Medical research: Combined immunotherapy to treat metastatic lung cancer assessed

Nature Medicine

August 13, 2021

Combining two types of immunotherapy — immune-checkpoint inhibition and adoptive cell therapy using tumor-infiltrating lymphocytes — elicits anti-tumor responses in patients with metastatic lung cancer, according to a paper published in Nature Medicine. These proof-of-concept data (involving 20 participants) may offer a new treatment approach for patients with advanced lung cancer.

Immune-checkpoint inhibition — a type of immunotherapy in which drugs are administered to inhibit protein regulators of the immune system — produces clinical responses in only a subset of patients with cancer. Recently, there has been increasing interest in the use of autologous tumor-infiltrating lymphocytes (TILs) as a therapeutic approach for cancer treatment, notably in the case of breast and melanoma skin cancers. This strategy involves harvesting immune cells called ‘T cells’ from a patient’s tumors, co-culturing them in the laboratory with tumor cells, expanding those that exhibit reactivity against cancer cells, and re-introducing them into patients.

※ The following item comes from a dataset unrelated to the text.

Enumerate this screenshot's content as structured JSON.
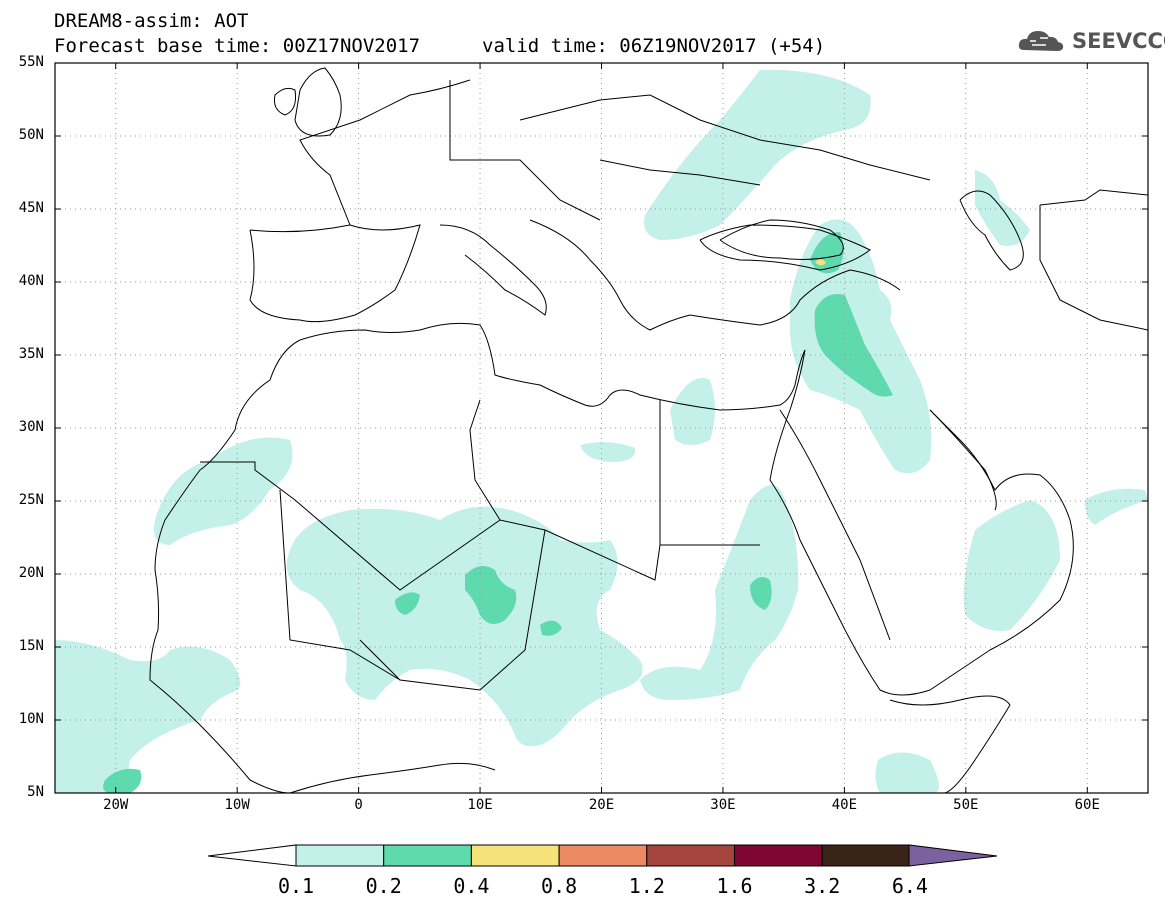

Benjamin Creelan and colleagues conducted a phase 1 clinical trial investigating how immune-checkpoint inhibition therapy using the drug nivolumab could be combined with the TILs to treat metastatic lung cancer in a cohort of 20 patients. Within a few weeks of treatment, several patients were found to display signs of clinical activity, with two patients achieving remission of their tumors. By conducting a molecular analysis of TILs and genetically sequencing tumor biopsies, the authors confirmed that the responses observed in most patients were associated with TILs’ recognizing antigens expressed by tumor cells. In some cases, TILs specific to these antigens maintained their anti-tumor activity for over a year. Not only did the combination of TILs with nivolumab display promising efficacy, but it was also considered safe, with manageable adverse effects.

Although this pilot trial was performed with a small number of patients, the authors conclude that this combinative therapy might constitute a promising new treatment strategy for advanced forms of this disease.